A team discovers on Tuesday morning that one of its agents sent 230 emails to a customer list overnight, using a wrong template. Likely cause: prompt injection, hallucination, or logic bug. What do you do in 72 hours?
This is exactly the situation an agent runbook must answer, written cold, before the incident. Without one, the team loses 12 to 36 hours organizing what should have been organized once.
Here's the 0-72h runbook I use in field work, adapted to AI agents.
H+0 to H+1 — Contain
Freeze the agent immediately
- Trigger the global kill-switch: all agents in this version stopped.
- No global kill-switch: feature flag "agents off", or route removal at the load balancer.
- Confirm in logs that agents receive no new requests.
Binary decision a single person (on-call or CISO) takes, not a committee.
Preserve evidence
- Snapshot of agent long-term memory at time t.
- Export complete audit logs for the last 48-72h.
- Capture of the state of tools accessible to the agent.
- Identify affected sessions.
No remediation action should alter this data before export. Containment is read-only on evidence by design.
Internal notification
- Security on-call.
- Agent product owner.
- DPO if potential GDPR impact.
- Executive leadership if external impact or significant amount at stake.
These four must be reachable within an hour. If you don't know who's on call, the runbook has already failed.
H+1 to H+6 — Understand
Reconstruct the sequence
From the logs:
- What's the first session where abnormal behavior appears?
- What input triggered it (user prompt, RAG content, tool output)?
- Which tools were called and with what parameters?
- What's the scope: how many sessions, how many users, which external recipients?
Without structured audit log, this step can take days.
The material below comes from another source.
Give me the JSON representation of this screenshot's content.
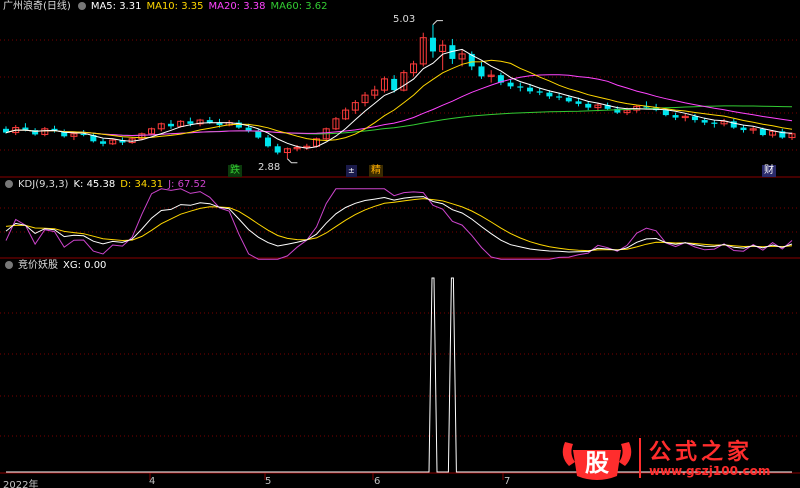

With one, hours.
Identify likely cause
Four hypotheses to eliminate in order:
- Code bug: regression in agent logic, bad merge.
- Prompt injection: untrusted content hijacked the agent.
- Memory poisoning: persisted poisoned instruction.
- Model changed: silent provider update.
Each calls for a different remediation. Don't skip — fixing the wrong cause guarantees recurrence.
Map impact
- External recipients: how many people received an unwanted email, call, notification?
- Leaked data: what info left your perimeter?
- Irreversible actions: what got deleted, modified, published?
- Commitments made: did the agent "promise" something to a customer in your name?
H+6 to H+24 — Remediate (part 1)
Fix the immediate cause
Per confirmed hypothesis:
- Code bug: patch + deploy fixed version (without agents for now, just the service).
- Prompt injection: add the attack signature to the test set, harden the guardrail.
- Memory poisoning: purge contaminated entries, restore from earlier snapshot if available.
- Model changed: escalate to vendor, pin to an explicit version (Anthropic and OpenAI now support explicit version pinning).
Prepare communications
- To impacted people (customers, partners): factual message, what happened, what you're doing, what you ask of them (cancel an action, ignore a message).
- Internal: synthetic note for the team, to align sales and support responses.
- To CNIL and/or authorities: if personal data involved, assess GDPR Article 33 72h notification obligation.
Restore what can be restored
- Cancel reversible actions (delete unsent scheduled messages, take down publications).
- Communicate to recipients of unwanted emails to disregard them.
- Document what's irreversible.
H+24 to H+72 — Stabilize
Deploy a fixed version
- Patched code, explicit new version.
- Non-regression tests on the identified cause.
- Red team on the encountered scenario + close variants.
- Progressive deployment (canary 5%, then 25%, then 100%) with tight monitoring.
Formal external notifications
- CNIL if applicable (notification within 72h on a data breach).
- Customers: formal mail/email with incident recap, measures taken, contacts.
- Cyber insurance partners: claim filing if covered.
- CERT-FR or sectoral authority if regulated (NIS2, DORA).
Structured post-mortem
Within 72h, an internally-shared doc:
- Detailed chronology.
- Confirmed root cause.
- Measured impact (recipients, data, costs).
- Corrective actions taken.
- Future corrective actions (short, mid-term).
- Metrics you'll track to detect recurrence.
Not a blame document. A memory document. It'll be precious in 12 months if a similar incident occurs.
Prerequisites for this runbook to work
Everything above assumes:
- Kill-switch operational and tested.
- Structured audit log.
- On-call defined: who calls whom in what timeframe.
- Comm templates: customer email, press statement, CNIL notification — 80% ready in advance.
- Documented CNIL notification procedure.
- Relationship established with cyber lawyer and (when relevant) a negotiator.
Without these 6, the runbook stays theoretical. With them, you handle an incident keeping the upper hand.
The cold test
At least once a year, a tabletop incident exercise. Not theory — precise scenarios ("your sales agent sent a wrong-pricing offer to 50 customers") and timed decisions. That's the difference between a team with a runbook and a team that can execute it under pressure.